The obsession with imagined scares masks some trivial but far more important problems with artificial intelligence - the ones that got Reed in trouble and could befall us all. They tell us that we already live in a world shaped by artificial intelligence, from surveillance to disinformation. A key feature of the "new world of ambient surveillance," noted tech entrepreneur Macej Ceglovski at a US Senate committee hearing, is that "we don't have the option to opt out, just as we don't have the option to opt out of car culture by refusing to drive." We have fallen into a digital panopticon without even realizing it. However, the suggestion that we live in a world shaped by artificial intelligence is a misstatement of the problem. There is no machine without man, nor is there likely to be one.

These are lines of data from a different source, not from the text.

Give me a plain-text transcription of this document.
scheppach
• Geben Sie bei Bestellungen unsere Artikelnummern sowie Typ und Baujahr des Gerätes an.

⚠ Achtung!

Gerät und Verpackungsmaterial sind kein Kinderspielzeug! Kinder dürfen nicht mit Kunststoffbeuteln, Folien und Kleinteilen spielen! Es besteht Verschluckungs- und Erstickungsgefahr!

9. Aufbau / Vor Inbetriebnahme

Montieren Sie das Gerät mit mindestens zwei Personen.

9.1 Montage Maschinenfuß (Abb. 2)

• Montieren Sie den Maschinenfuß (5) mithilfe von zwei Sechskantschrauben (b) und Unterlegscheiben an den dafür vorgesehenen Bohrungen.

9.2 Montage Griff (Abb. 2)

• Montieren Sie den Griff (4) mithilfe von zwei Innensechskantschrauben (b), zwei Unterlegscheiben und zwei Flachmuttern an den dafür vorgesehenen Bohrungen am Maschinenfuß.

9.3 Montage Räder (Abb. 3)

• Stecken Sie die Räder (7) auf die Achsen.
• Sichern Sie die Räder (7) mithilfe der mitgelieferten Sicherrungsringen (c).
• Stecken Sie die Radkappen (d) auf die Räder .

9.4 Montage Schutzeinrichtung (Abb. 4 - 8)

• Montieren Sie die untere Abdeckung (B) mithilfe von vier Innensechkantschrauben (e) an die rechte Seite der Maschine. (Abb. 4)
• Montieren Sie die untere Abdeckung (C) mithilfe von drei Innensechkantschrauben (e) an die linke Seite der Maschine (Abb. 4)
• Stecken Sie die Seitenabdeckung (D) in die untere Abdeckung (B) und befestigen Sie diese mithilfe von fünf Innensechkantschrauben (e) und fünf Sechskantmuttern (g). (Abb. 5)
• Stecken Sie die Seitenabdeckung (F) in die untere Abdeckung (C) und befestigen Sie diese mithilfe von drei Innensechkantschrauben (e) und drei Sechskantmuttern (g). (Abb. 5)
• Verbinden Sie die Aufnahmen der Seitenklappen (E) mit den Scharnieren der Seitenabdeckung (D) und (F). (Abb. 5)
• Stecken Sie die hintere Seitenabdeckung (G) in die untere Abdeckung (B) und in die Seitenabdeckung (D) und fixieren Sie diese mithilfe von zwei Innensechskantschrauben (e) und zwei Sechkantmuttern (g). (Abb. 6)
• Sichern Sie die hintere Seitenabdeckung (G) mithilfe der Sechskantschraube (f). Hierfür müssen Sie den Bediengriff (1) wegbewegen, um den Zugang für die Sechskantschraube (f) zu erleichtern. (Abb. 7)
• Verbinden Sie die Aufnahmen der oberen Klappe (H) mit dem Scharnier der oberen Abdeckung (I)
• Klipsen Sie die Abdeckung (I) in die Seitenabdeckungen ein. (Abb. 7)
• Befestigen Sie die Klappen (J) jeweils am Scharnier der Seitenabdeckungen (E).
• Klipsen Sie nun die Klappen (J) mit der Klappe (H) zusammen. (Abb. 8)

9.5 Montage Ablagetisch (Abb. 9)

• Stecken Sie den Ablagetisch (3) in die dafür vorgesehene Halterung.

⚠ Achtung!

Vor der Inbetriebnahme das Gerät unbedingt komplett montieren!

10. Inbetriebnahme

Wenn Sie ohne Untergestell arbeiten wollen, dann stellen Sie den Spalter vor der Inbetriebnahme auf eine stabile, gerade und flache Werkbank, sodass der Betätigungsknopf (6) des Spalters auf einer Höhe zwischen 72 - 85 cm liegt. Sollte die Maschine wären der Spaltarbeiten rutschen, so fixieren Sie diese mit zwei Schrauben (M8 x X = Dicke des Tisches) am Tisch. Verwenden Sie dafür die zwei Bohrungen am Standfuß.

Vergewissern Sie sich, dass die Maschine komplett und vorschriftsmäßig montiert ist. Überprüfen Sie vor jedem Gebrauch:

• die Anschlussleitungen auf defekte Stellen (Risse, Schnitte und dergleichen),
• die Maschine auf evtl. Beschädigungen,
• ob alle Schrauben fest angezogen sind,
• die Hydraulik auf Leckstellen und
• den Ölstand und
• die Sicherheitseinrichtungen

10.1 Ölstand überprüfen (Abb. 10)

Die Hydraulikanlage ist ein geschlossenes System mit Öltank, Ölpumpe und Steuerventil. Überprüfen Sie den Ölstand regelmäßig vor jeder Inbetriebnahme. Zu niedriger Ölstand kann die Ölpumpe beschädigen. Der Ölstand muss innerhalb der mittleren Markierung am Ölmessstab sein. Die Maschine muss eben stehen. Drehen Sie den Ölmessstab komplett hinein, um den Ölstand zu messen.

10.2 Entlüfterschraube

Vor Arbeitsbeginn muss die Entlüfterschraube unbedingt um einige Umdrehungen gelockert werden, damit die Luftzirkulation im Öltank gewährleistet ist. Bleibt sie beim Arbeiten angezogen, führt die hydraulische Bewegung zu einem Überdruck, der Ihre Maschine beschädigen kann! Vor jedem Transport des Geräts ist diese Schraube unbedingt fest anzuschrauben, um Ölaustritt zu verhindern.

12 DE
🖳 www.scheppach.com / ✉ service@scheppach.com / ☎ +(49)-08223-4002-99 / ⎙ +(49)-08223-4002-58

The reason Reed was wrongfully imprisoned has less to do with artificial intelligence than with decisions made by humans. The people who created the software and trained it. People who have applied it. People who accepted the face recognition result without question. People who were granted arrest warrants because they claimed that Reed was identified by a "credible source." People who refused to reconsider their identification while Reid convinced them they were wrong. And so on.
When we talk about the "problem" of artificial intelligence, we too often leave out the human. We practice a kind of "moral outsourcing," as sociologist and programmer Raman Chaudhry puts it: we blame machines for people's decisions. We worry that AI will "eliminate jobs" and make millions of workers redundant, instead of acknowledging that decisions are made by governments and corporations and the people who run them. The headlines panickedly warn us about "racist and sexist algorithms", while the people who made them and those who use them remain almost hidden.
In other words, we began to treat the machine as a doer, and people as victims of machine work. Ironically, it is our fears of dystopia, not artificial intelligence itself, that contribute to the creation of a world in which humans are marginal and machines are at the center. Such fears also distort the possibility of legal regulation. Instead of seeing regulation as a means by which we can collectively shape our relationship to artificial intelligence and new technologies, law becomes something imposed from the top as a means of protecting people from machines. What should worry us is not so much artificial intelligence, but our fatalism and blindness to the way human societies are already using machine intelligence for political purposes.